Текст книги "Земля Гай (СИ)"
Автор книги: Ирина Мамаева
Жанр:
Современная проза
сообщить о нарушении
Текущая страница: 2 (всего у книги 7 страниц)
– Знаем мы ваши законы!
– Закон – что дышло: куда повернул, так и вышло!
– Деньги верните!
– Модно у них ругать Сталина, а он один сколько для страны сделал! Закон
был! – Михайловна решила продолжить свою речь: – он…
– Сталын, да?! – взревел, не выдержав Лалашвили. – Ну–ка заткнулыс все! Быстро! Ты, старуха, – он сбежал со сцены и ткнул пальцем в Михайловну, – сэл на место. И ты. И ты. И ты. – Он, как дуло револьвера, наводил указательный палец по очереди на всех стоящих и орущих, и люди сникали, садились. – Стрелять вас всех без разбор нада, да? Анархыст херов, да? К стенке!
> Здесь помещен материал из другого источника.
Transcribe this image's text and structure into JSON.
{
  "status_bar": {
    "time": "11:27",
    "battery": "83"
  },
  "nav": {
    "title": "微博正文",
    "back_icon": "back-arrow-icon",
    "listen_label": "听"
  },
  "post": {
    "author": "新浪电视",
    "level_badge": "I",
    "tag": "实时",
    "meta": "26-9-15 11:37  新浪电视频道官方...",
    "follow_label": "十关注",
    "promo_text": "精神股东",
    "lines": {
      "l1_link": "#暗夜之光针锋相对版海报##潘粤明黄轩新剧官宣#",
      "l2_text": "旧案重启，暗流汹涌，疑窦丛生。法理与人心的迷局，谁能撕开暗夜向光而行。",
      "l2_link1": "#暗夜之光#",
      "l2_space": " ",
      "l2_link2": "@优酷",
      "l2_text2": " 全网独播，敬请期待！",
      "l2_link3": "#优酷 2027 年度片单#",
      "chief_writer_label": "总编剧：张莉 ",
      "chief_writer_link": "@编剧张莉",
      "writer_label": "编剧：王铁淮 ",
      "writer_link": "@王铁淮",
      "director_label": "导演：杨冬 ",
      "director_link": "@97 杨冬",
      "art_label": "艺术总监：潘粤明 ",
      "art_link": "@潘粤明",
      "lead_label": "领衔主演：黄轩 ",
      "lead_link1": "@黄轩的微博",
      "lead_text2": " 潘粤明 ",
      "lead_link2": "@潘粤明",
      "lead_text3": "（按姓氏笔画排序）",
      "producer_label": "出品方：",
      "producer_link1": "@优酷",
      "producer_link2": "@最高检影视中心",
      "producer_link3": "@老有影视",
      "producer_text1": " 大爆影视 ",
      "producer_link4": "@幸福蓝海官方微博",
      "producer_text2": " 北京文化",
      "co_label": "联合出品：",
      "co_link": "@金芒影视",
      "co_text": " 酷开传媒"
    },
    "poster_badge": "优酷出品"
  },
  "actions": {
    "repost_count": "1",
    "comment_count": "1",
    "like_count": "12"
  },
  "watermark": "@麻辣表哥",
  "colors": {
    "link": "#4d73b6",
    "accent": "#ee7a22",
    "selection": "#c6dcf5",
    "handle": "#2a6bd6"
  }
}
Лалашвили подскочил к первому попавшемуся мужику, схватил его за грудки и встряхнул:
– Ну! Вспомнил, где находишься? Не на базар – на сход пришел!
Первым попавшимся вышел Васька, во вздернутом состоянии он оказался чуть ли не в половину меньше замдиректора леспромхоза. Цыган сразу потерялся, глаза у него заслезились, и Лалашвили брезгливо шмякнул его на место.
Люди затихли.
– Это интеллигенты не знают, как с вами разговаривать, я – нэ интеллигент, панимаешь? Нэт леспромхоз. Нэт работа. Сам себя корми. Или – землю копай, картошка сажай, корова дои. Иди ягода–гриб собирай, деньги получай. Или в город едь, работа ищи. Панимаешь? – он воинственно оглядел зал: люди молчали. – Кто слэдущий говорить хотел? – Лалашвили влез на сцену и похлопал по спине Анну Ивановну: – гавари, дарагая, будут слушать.
После схода сидели в старом бараке поселковой администрации, пили и закусывали.
– До сих пор в себя прийти не могу, – жаловалась Вера Павловна и, оттопырив мизинчик, намазывала красную икру на белый хлеб, – совсем не стали мое выступление слушать! Новый закон вышел… А ведь мы для них же стараемся.
– Для них стараемся… – эхом отозвалась Анна Ивановна. – Уж я им говорила–говорила: ведите себя прилично, выслушайте сначала, а они…
Малютин и Лалашвили разлили водочку. Пытались налить Андрею, но он покраснел и отказался. Несмотря на то что Малютин был почти на десяток лет старше Говоркова, последний чувствовал себя щенком в стае волкодавов и здорово трусил. Про него быстро забыли.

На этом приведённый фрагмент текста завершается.